• Ce livre avait tout pour me plaire ! (oui, je sais, en règle générale, quand ça commence comme cela, c’est pas très bon…) Mais voilà, la magie Randall n’a pas opéré sur moi. Et pourtant il y avait là un thème que j’affectionne, l’art contemporain, une intrigue plutôt bien choisie : la découverte quelques années après la mort de Randall, artiste contemporain bankable, adulé autant que décrié, de tableaux à caractère pornographique mettant en scène (si, si, c’est le mot qui convient) toute une partie du gratin du monde de l’art (artistes, galeristes, acheteurs et spéculateurs de tout bord).

    Je me régalais déjà à l’ouverture de ce livre, d’autant plus que la lecture de citations bien choisies par Iris29 m’avaient d’ors et déjà séduite.

    Qu’est-ce que j’ai loupé ou qu’est-ce qui a bien pu faire que le charme, qui semble bien avoir eu raison de la grande majorité des lecteurs et lectrices de Randall, n’ait pas eu de prise sur moi ?

    D’abord, j’ai eu beaucoup de mal avec le style de Jonathan Gibbs. Je l’ai trouvé « froid » et je n’ai pas réussi à me laisser embarquer par la petite musique des mots qui est si importante pour moi.

    Ce qui m’a le plus intéressé, c’est toute la partie qui se déroule dans le présent : la découverte des tableaux, le don de ce manuscrit écrit par Vincent sensé délivrer une image, autre, nouvelle, plus réaliste, de Randall l’artiste, et cette grande question : que faire de ses peintures ? Les garder au secret, les détruire ou les diffuser au grand jour ?
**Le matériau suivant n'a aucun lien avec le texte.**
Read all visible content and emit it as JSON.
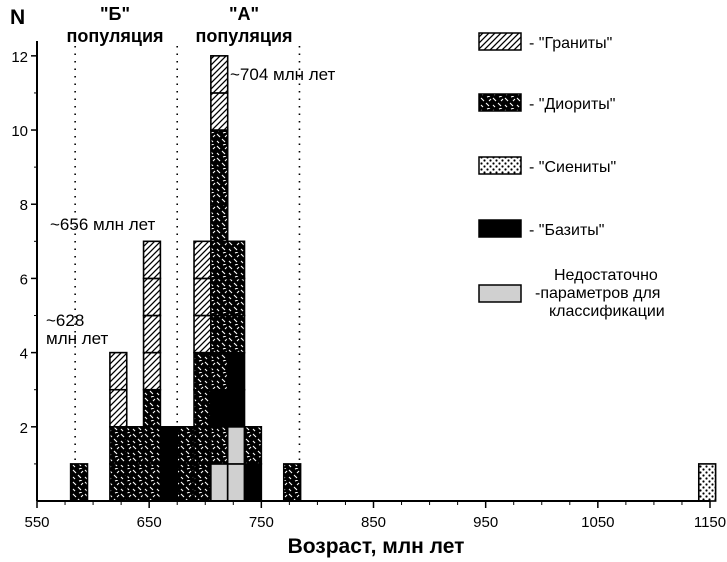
{
  "chart_data": {
    "type": "bar",
    "subtype": "stacked-histogram",
    "xlabel": "Возраст, млн лет",
    "ylabel": "N",
    "xlim": [
      550,
      1150
    ],
    "ylim": [
      0,
      12.4
    ],
    "bin_width": 15,
    "x_ticks": [
      550,
      650,
      750,
      850,
      950,
      1050,
      1150
    ],
    "y_ticks": [
      2,
      4,
      6,
      8,
      10,
      12
    ],
    "legend": [
      {
        "key": "granite",
        "label": "- \"Граниты\""
      },
      {
        "key": "diorite",
        "label": "- \"Диориты\""
      },
      {
        "key": "syenite",
        "label": "- \"Сиениты\""
      },
      {
        "key": "basite",
        "label": "- \"Базиты\""
      },
      {
        "key": "unclassified",
        "label_lines": [
          "Недостаточно",
          "-параметров для",
          "классификации"
        ]
      }
    ],
    "bins": [
      {
        "start": 580,
        "counts": {
          "diorite": 1
        }
      },
      {
        "start": 615,
        "counts": {
          "diorite": 2,
          "granite": 2
        }
      },
      {
        "start": 630,
        "counts": {
          "diorite": 2
        }
      },
      {
        "start": 645,
        "counts": {
          "diorite": 3,
          "granite": 4
        }
      },
      {
        "start": 660,
        "counts": {
          "basite": 2
        }
      },
      {
        "start": 675,
        "counts": {
          "diorite": 2
        }
      },
      {
        "start": 690,
        "counts": {
          "diorite": 4,
          "granite": 3
        }
      },
      {
        "start": 705,
        "counts": {
          "unclassified": 1,
          "diorite": 1,
          "basite": 1,
          "diorite_upper": 7,
          "granite": 2
        }
      },
      {
        "start": 720,
        "counts": {
          "unclassified": 2,
          "basite": 2,
          "diorite": 3
        }
      },
      {
        "start": 735,
        "counts": {
          "basite": 1,
          "diorite": 1
        }
      },
      {
        "start": 770,
        "counts": {
          "diorite": 1
        }
      },
      {
        "start": 1140,
        "counts": {
          "syenite": 1
        }
      }
    ],
    "reference_lines": [
      {
        "x": 584,
        "label_lines": [
          "~628",
          "млн лет"
        ]
      },
      {
        "x": 675,
        "label_lines": [
          "~656 млн лет"
        ]
      },
      {
        "x": 784,
        "label_lines": [
          "~704 млн лет"
        ]
      }
    ],
    "populations": [
      {
        "name": "\"Б\"",
        "sub": "популяция"
      },
      {
        "name": "\"А\"",
        "sub": "популяция"
      }
    ]
  }
}
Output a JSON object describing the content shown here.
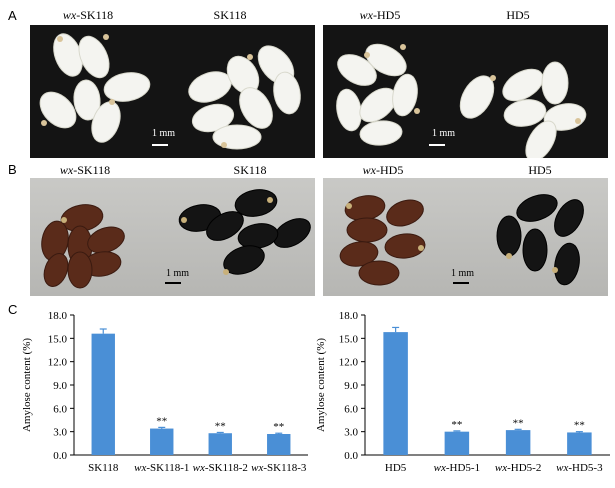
{
  "panels": {
    "a": {
      "letter": "A",
      "left": {
        "captions": [
          {
            "prefix": "wx",
            "rest": "-SK118"
          },
          {
            "prefix": "",
            "rest": "SK118"
          }
        ],
        "scale": "1 mm"
      },
      "right": {
        "captions": [
          {
            "prefix": "wx",
            "rest": "-HD5"
          },
          {
            "prefix": "",
            "rest": "HD5"
          }
        ],
        "scale": "1 mm"
      }
    },
    "b": {
      "letter": "B",
      "left": {
        "captions": [
          {
            "prefix": "wx",
            "rest": "-SK118"
          },
          {
            "prefix": "",
            "rest": "SK118"
          }
        ],
        "scale": "1 mm"
      },
      "right": {
        "captions": [
          {
            "prefix": "wx",
            "rest": "-HD5"
          },
          {
            "prefix": "",
            "rest": "HD5"
          }
        ],
        "scale": "1 mm"
      }
    },
    "c": {
      "letter": "C"
    }
  },
  "chart_data": [
    {
      "type": "bar",
      "categories": [
        {
          "prefix": "",
          "rest": "SK118"
        },
        {
          "prefix": "wx",
          "rest": "-SK118-1"
        },
        {
          "prefix": "wx",
          "rest": "-SK118-2"
        },
        {
          "prefix": "wx",
          "rest": "-SK118-3"
        }
      ],
      "values": [
        15.6,
        3.4,
        2.8,
        2.7
      ],
      "errors": [
        0.6,
        0.15,
        0.1,
        0.1
      ],
      "significance": [
        "",
        "**",
        "**",
        "**"
      ],
      "ylabel": "Amylose content (%)",
      "ylim": [
        0,
        18
      ],
      "yticks": [
        "0.0",
        "3.0",
        "6.0",
        "9.0",
        "12.0",
        "15.0",
        "18.0"
      ],
      "bar_color": "#4a8fd6"
    },
    {
      "type": "bar",
      "categories": [
        {
          "prefix": "",
          "rest": "HD5"
        },
        {
          "prefix": "wx",
          "rest": "-HD5-1"
        },
        {
          "prefix": "wx",
          "rest": "-HD5-2"
        },
        {
          "prefix": "wx",
          "rest": "-HD5-3"
        }
      ],
      "values": [
        15.8,
        3.0,
        3.2,
        2.9
      ],
      "errors": [
        0.6,
        0.1,
        0.1,
        0.1
      ],
      "significance": [
        "",
        "**",
        "**",
        "**"
      ],
      "ylabel": "Amylose content (%)",
      "ylim": [
        0,
        18
      ],
      "yticks": [
        "0.0",
        "3.0",
        "6.0",
        "9.0",
        "12.0",
        "15.0",
        "18.0"
      ],
      "bar_color": "#4a8fd6"
    }
  ]
}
    Par contre, toute la partie sur le passé, le pourquoi du comment Randall est devenu ce grand artiste, son parcours, les rencontres et les choix artistiques qui ont scellés son destin, m’ont lassée assez rapidement. Pas tant par le propos, mais par le style : trop impersonnel, trop descriptif, trop neutre… Est-ce le fait que l’auteur ait voulu ré-écrire l’histoire ? Comme le dit la 4ième de couv : « Que se serait-il passé si Damien Hirst n’avait jamais existé ? Si le jeune artiste britannique le plus célèbre et le plus influent des trente dernières années avait été quelqu’un d’autre ? Quelqu’un d’encore plus provocateur, plus scandaleux et de beaucoup, beaucoup plus drôle ? »
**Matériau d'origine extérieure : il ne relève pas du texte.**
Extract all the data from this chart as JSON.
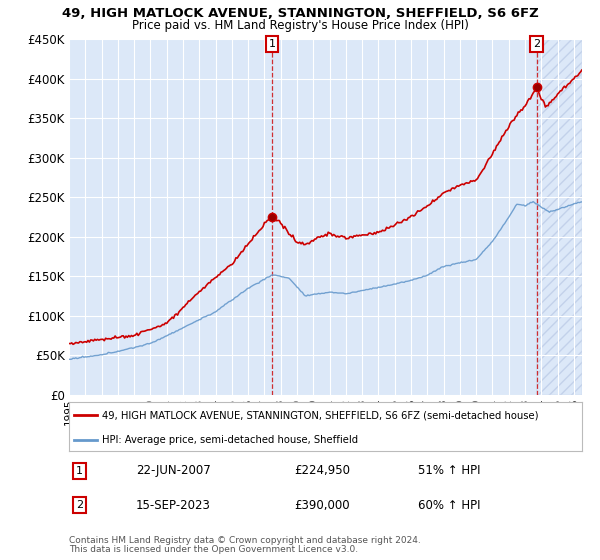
{
  "title": "49, HIGH MATLOCK AVENUE, STANNINGTON, SHEFFIELD, S6 6FZ",
  "subtitle": "Price paid vs. HM Land Registry's House Price Index (HPI)",
  "legend_line1": "49, HIGH MATLOCK AVENUE, STANNINGTON, SHEFFIELD, S6 6FZ (semi-detached house)",
  "legend_line2": "HPI: Average price, semi-detached house, Sheffield",
  "annotation1_date": "22-JUN-2007",
  "annotation1_price": "£224,950",
  "annotation1_hpi": "51% ↑ HPI",
  "annotation2_date": "15-SEP-2023",
  "annotation2_price": "£390,000",
  "annotation2_hpi": "60% ↑ HPI",
  "footnote1": "Contains HM Land Registry data © Crown copyright and database right 2024.",
  "footnote2": "This data is licensed under the Open Government Licence v3.0.",
  "ylim": [
    0,
    450000
  ],
  "yticks": [
    0,
    50000,
    100000,
    150000,
    200000,
    250000,
    300000,
    350000,
    400000,
    450000
  ],
  "ytick_labels": [
    "£0",
    "£50K",
    "£100K",
    "£150K",
    "£200K",
    "£250K",
    "£300K",
    "£350K",
    "£400K",
    "£450K"
  ],
  "red_color": "#cc0000",
  "blue_color": "#6699cc",
  "annotation_box_color": "#cc0000",
  "background_color": "#ffffff",
  "plot_bg_color": "#dce8f8",
  "grid_color": "#ffffff",
  "x_start_year": 1995.0,
  "x_end_year": 2026.5,
  "sale1_year": 2007.458,
  "sale1_price": 224950,
  "sale2_year": 2023.708,
  "sale2_price": 390000,
  "hatch_right": true
}
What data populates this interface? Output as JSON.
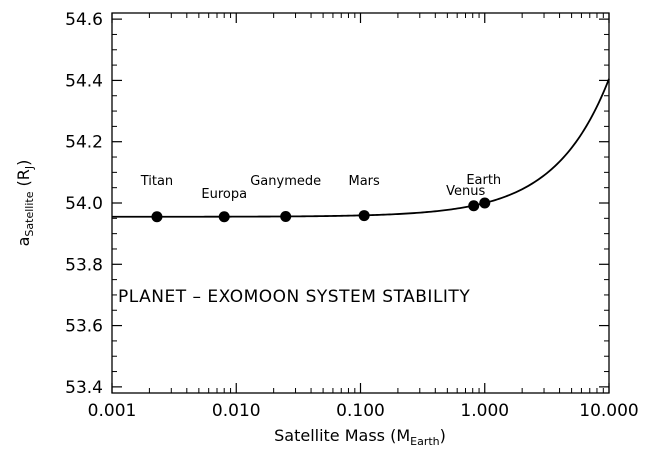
{
  "chart_data": {
    "type": "line",
    "xscale": "log",
    "xlim": [
      0.001,
      10.0
    ],
    "ylim": [
      53.38,
      54.62
    ],
    "xticks": [
      {
        "value": 0.001,
        "label": "0.001"
      },
      {
        "value": 0.01,
        "label": "0.010"
      },
      {
        "value": 0.1,
        "label": "0.100"
      },
      {
        "value": 1.0,
        "label": "1.000"
      },
      {
        "value": 10.0,
        "label": "10.000"
      }
    ],
    "yticks": [
      {
        "value": 53.4,
        "label": "53.4"
      },
      {
        "value": 53.6,
        "label": "53.6"
      },
      {
        "value": 53.8,
        "label": "53.8"
      },
      {
        "value": 54.0,
        "label": "54.0"
      },
      {
        "value": 54.2,
        "label": "54.2"
      },
      {
        "value": 54.4,
        "label": "54.4"
      },
      {
        "value": 54.6,
        "label": "54.6"
      }
    ],
    "xlabel": {
      "main": "Satellite Mass (M",
      "sub": "Earth",
      "end": ")"
    },
    "ylabel": {
      "main": "a",
      "sub": "Satellite",
      "rest": " (R",
      "sub2": "J",
      "end": ")"
    },
    "annotation": "PLANET – EXOMOON SYSTEM STABILITY",
    "curve": {
      "base": 53.955,
      "coef": 0.045,
      "x": [
        0.001,
        0.002,
        0.005,
        0.01,
        0.02,
        0.05,
        0.1,
        0.2,
        0.5,
        1.0,
        2.0,
        3.0,
        4.0,
        5.0,
        6.0,
        7.0,
        8.0,
        9.0,
        10.0
      ],
      "y": [
        53.955,
        53.955,
        53.955,
        53.955,
        53.956,
        53.957,
        53.959,
        53.964,
        53.978,
        54.0,
        54.045,
        54.09,
        54.135,
        54.18,
        54.225,
        54.27,
        54.315,
        54.36,
        54.405
      ]
    },
    "points": [
      {
        "name": "Titan",
        "x": 0.0023,
        "y": 53.955
      },
      {
        "name": "Europa",
        "x": 0.008,
        "y": 53.955
      },
      {
        "name": "Ganymede",
        "x": 0.025,
        "y": 53.956
      },
      {
        "name": "Mars",
        "x": 0.107,
        "y": 53.959
      },
      {
        "name": "Venus",
        "x": 0.815,
        "y": 53.991
      },
      {
        "name": "Earth",
        "x": 1.0,
        "y": 54.0
      }
    ],
    "grid": false,
    "colors": {
      "line": "#000000",
      "marker": "#000000",
      "background": "#ffffff"
    }
  }
}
    Et cette question qui m’a taraudée tout du long du livre : « Pourquoi sont-ils si surpris de ces tableaux venant d’un artiste qui a fait de la provocation son fonds de commerce ? Et pourquoi tant de crainte et d’égards pour la réaction des VIP qui ont fait sûrement bien pire, devant ou hors caméras pour la plupart ? -Tout ce petit monde est peut-être un peu trop rentré dans le rang avec les années ? « Les bourgeois, c’est comme les cochons, plus cela devient vieux… » chantait Jacques Brel -

    Ce qui est le plus surprenant et touchant, en tout cas, à mon humble avis, c’est que cet artiste, qui a tant crié que la peinture était morte, qui a fait de l’art du « consommable-périssable », retourne aux pinceaux, aux huiles et essences, et se coltine de nouveau à la toile, prépare ses apprêts puis ses mélanges. Tout cela en secret, dans un atelier que n’aurait pas renié Francis Bacon, petits bouts de photographies et magazines, posés au bord des toiles, comme fils d’Ariane...
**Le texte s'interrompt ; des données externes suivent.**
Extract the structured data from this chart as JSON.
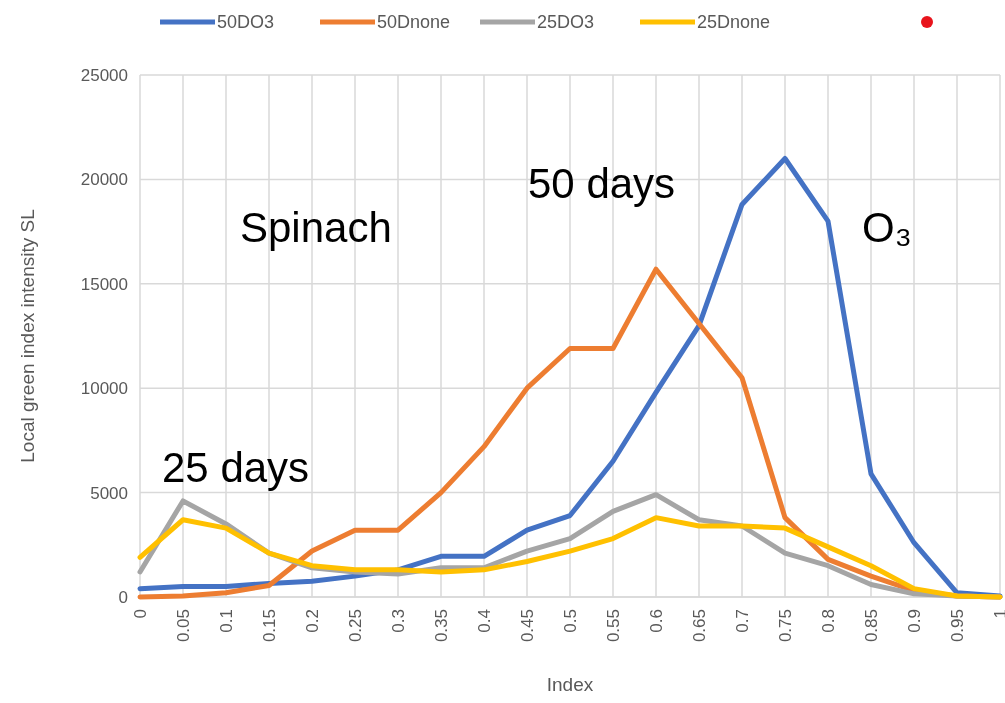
{
  "chart_data": {
    "type": "line",
    "xlabel": "Index",
    "ylabel": "Local green index intensity SL",
    "categories": [
      "0",
      "0.05",
      "0.1",
      "0.15",
      "0.2",
      "0.25",
      "0.3",
      "0.35",
      "0.4",
      "0.45",
      "0.5",
      "0.55",
      "0.6",
      "0.65",
      "0.7",
      "0.75",
      "0.8",
      "0.85",
      "0.9",
      "0.95",
      "1"
    ],
    "series": [
      {
        "name": "50DO3",
        "color": "#4472c4",
        "values": [
          400,
          500,
          500,
          650,
          750,
          1000,
          1300,
          1950,
          1950,
          3200,
          3900,
          6500,
          9800,
          13000,
          18800,
          21000,
          18000,
          5900,
          2600,
          200,
          50
        ]
      },
      {
        "name": "50Dnone",
        "color": "#ed7d31",
        "values": [
          0,
          50,
          200,
          550,
          2200,
          3200,
          3200,
          5000,
          7200,
          10000,
          11900,
          11900,
          15700,
          13100,
          10500,
          3800,
          1800,
          1000,
          300,
          50,
          0
        ]
      },
      {
        "name": "25DO3",
        "color": "#a5a5a5",
        "values": [
          1200,
          4600,
          3500,
          2100,
          1400,
          1200,
          1100,
          1400,
          1400,
          2200,
          2800,
          4100,
          4900,
          3700,
          3400,
          2100,
          1500,
          600,
          150,
          50,
          0
        ]
      },
      {
        "name": "25Dnone",
        "color": "#ffc000",
        "values": [
          1900,
          3700,
          3300,
          2100,
          1500,
          1300,
          1300,
          1200,
          1300,
          1700,
          2200,
          2800,
          3800,
          3400,
          3400,
          3300,
          2400,
          1500,
          400,
          50,
          0
        ]
      }
    ],
    "ylim": [
      0,
      25000
    ],
    "yticks": [
      0,
      5000,
      10000,
      15000,
      20000,
      25000
    ],
    "grid": true,
    "legend": "top",
    "annotations": [
      "Spinach",
      "50 days",
      "O₃",
      "25 days"
    ]
  }
}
    "Une façon de travailler (…) par empâtement, comme d'autres produisent des tableaux photoréalistes. La façon de mettre une couleur sur une autre, du jaune sur du blanc, ou du blanc sur du marron, d'en forcer le mélange contre leur volonté, là sur la toile. Il se pencha, examinant le paysage de la peinture, ses contours et ses accumulations, ses petits pics barbouillés pour faire des glaciers. Il se passait un tas de choses à la surface."

     

    Tout compte fait, je suis plus déçue d’être passée à côté que déçue du livre en lui-même. Le propos est intéressant : les réflexions sur le monde de l’art, les subtilités de ce marché, les enjeux des expositions et de la création, non plus d’œuvres d’art au sens strict, mais d’événements à travers des installations éphémères et datées, et cette surenchère du « no limit »… vous accrocheront sûrement.

    Et ce cercle parfait...

    Mon intérêt est revenu intact les 40 dernières pages, et là, j’aurai voulu que l’histoire continue !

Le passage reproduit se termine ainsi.